Corporate Social Responsibility (CSR) has become one of the standard business practices all over the world.
For companies committed to CSR, it means kudos and an enhanced overall reputation – a powerful statement of what they stand for in an often cynical business world.
The establishment of a CSR strategy (sometimes referred to as a sustainability strategy) is a crucial component of a company’s competiveness and something that should be led by the firm itself.
This means having policies and procedures in place which integrate social, environmental, ethical, human rights or consumer concerns into business operations and core strategy – all in close collaboration with stakeholders.
For companies, the overall aim is to achieve a positive impact on society as a whole , while maximising the creation of shared value for the owners of the business, its employees, shareholders and stakeholders.
Not so long ago, the European Commission defined CSR as “the responsibility of enterprises for their impacts on society”, a succinct and distinct summation for sure.
A 2015 study by the Kenexa High Performance Institute in London (a division of Kenexa, a global provider of business solutions for human resources) found that organisations that had a genuine commitment to CSR substantially outperformed those that did not, with an average return on assets 19 times higher. Additionally, the study showed that CSR-orientated companies had a higher level of employee engagement and provided a markedly better standard of customer service.
Despite the positivity and optimism that CSR brings to the corporate table, companies do not always accept their responsibilities in this area in good heart, with a fair number admitting to having adopted CSR mainly as a marketing gimmick.
In some cases, firms may have been coerced into adopting CSR, and they did so with insufficient enthusiasm and vigour, leaving many of them to ponder what they could and should have done differently.
For those considering CSR as a strategic option the question to ask may very well be this: is the CSR payoff always worth the outlay?
CSR policies need to be considered as a core and inseparable component of the overall service or product offering.
Analysts believe that every company’s situation is unique, with many different models in existence which can help organisations to achieve their CSR aims.
In turn, this preponderance of choice has led to many companies recognising that they are defined by what they do, not just what they give. “Companies are not solely providing a financial contribution, but are increasingly unlocking their intellectual assets and the power of their people to achieve a positive impact.
For these analysts, ultimately, coherency comes from clear purpose, programmes of work which are authentic to and valued in the business and an acceptance that it is critical to business performance.”
To this end, the extent of corporate social responsibility and investment in societal growth and development is open to individual interpretation.
Records have consistently shown inadequacy in this regards, and to that extent, the general perception has been negative.
Understandably however, resource allocation to corporate social responsibility is a function of determination and commitment, especially among developing nations , such as Nigeria.
The pattern of investment in CSR by brand owners from immediately post independence Nigeria has been selective based on urbanization and satellite allocation, economic viability, social impact and population.

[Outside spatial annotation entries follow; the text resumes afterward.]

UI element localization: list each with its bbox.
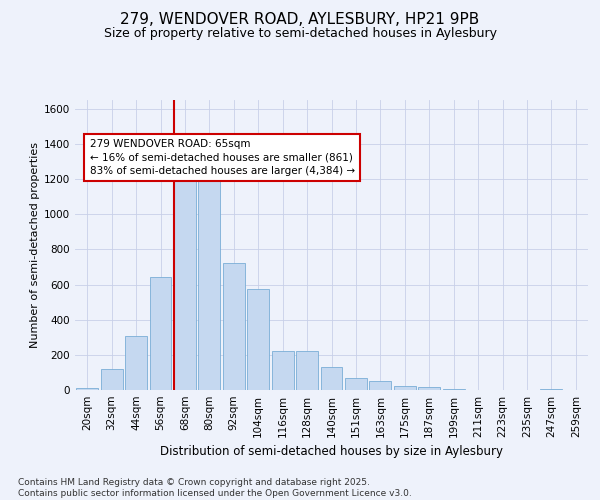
Bar	[418, 387, 440, 390]
Bar	[370, 381, 391, 390]
Text: 279, WENDOVER ROAD, AYLESBURY, HP21 9PB: 279, WENDOVER ROAD, AYLESBURY, HP21 9PB	[121, 12, 479, 28]
Bar	[174, 178, 196, 390]
Bar	[125, 336, 147, 390]
Bar	[247, 289, 269, 390]
Bar	[541, 389, 562, 390]
Text: Size of property relative to semi-detached houses in Aylesbury: Size of property relative to semi-detach…	[104, 28, 497, 40]
Bar	[76, 388, 98, 390]
Text: 279 WENDOVER ROAD: 65sqm
← 16% of semi-detached houses are smaller (861)
83% of : 279 WENDOVER ROAD: 65sqm ← 16% of semi-d…	[89, 139, 355, 175]
Bar	[199, 173, 220, 390]
Bar	[149, 276, 172, 390]
Bar	[394, 386, 416, 390]
Bar	[443, 389, 464, 390]
Bar	[272, 352, 293, 390]
Text: Contains HM Land Registry data © Crown copyright and database right 2025.
Contai: Contains HM Land Registry data © Crown c…	[18, 478, 412, 498]
Bar	[296, 352, 318, 390]
Bar	[320, 367, 343, 390]
X-axis label: Distribution of semi-detached houses by size in Aylesbury: Distribution of semi-detached houses by …	[160, 446, 503, 458]
Bar	[345, 378, 367, 390]
Bar	[223, 262, 245, 390]
Bar	[101, 369, 122, 390]
Y-axis label: Number of semi-detached properties: Number of semi-detached properties	[30, 142, 40, 348]
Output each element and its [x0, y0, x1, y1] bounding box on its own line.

That notwithstanding, experts are of the view that, the method of resource allocation for CSR as a component of societal development became evident that for meaningful impact, emphasis should shift from a mere contribution towards national growth and development to sustainability.
It is worthy of note that, CSR increase as a result of direct consequence of population explosion and growth in economic activities.
In line with their mandate however, brand owners can be credited with good measure of remarkable success in the area of CSR in the years under review.
Such success could be seen in how some of the brands in Nigeria has been supporting the Nigerian youths by way of empowering them in area of entertainment.
While corporate organissation and individual will continue to receive accolade from Nigerian both at home an in Diaspora, it is also important to articulate some of the critical issues that must be addressed being essentials in complement of corporate bodies/individual efforts at ensuring CSR and the success recorded so far.
Speaking to Daily times on this issue, a brands management consultant, Bernard Okhakume said; “companies must set their goals at optimizing their collective investment on CSR. Constant in international economic rating of nations is the extent of economic growth and development based on resource allocation.
“For comparative advantage, therefore, brand owners should begin to consult experts on corporate social responsibility into sector with great potential to propel their overall economic growth and development.
“Companies must be pragmatic in this regards carefully articulating investment policies and decisions, based on comparatively better reward potentials.”
“that lead us to the convergence point of all stakeholders- corporate bodies/individuals, government and the larger society are indebted to ensuring the sustainability of corporate social responsibility.
“The larger society must adopt the right attitude towards ensuring that the investment of brands owners into CSR yields the desired result. On the part of government, (federal, states and local government) investment decision/policy on CSR must be carefully considered for the common good of all, in the face of scarce resources.
Dr. Ken Egbas, Founder/CEO at TruContact is clear on what a CSR programme, or a sustainability strategy, should accomplish.
He said;“It comprises re-evaluating how the company thinks about its impact, engaging stakeholders beyond shareholders and coming up with a plan to improve the impact of the business on society and seize business opportunities and make cost savings as a result,.” Continuing, he pointed out that, “This would involve a lot of planning and engagement with employees, managers, suppliers, NGOs, perhaps academics and others, to figure out where and how this is best done.”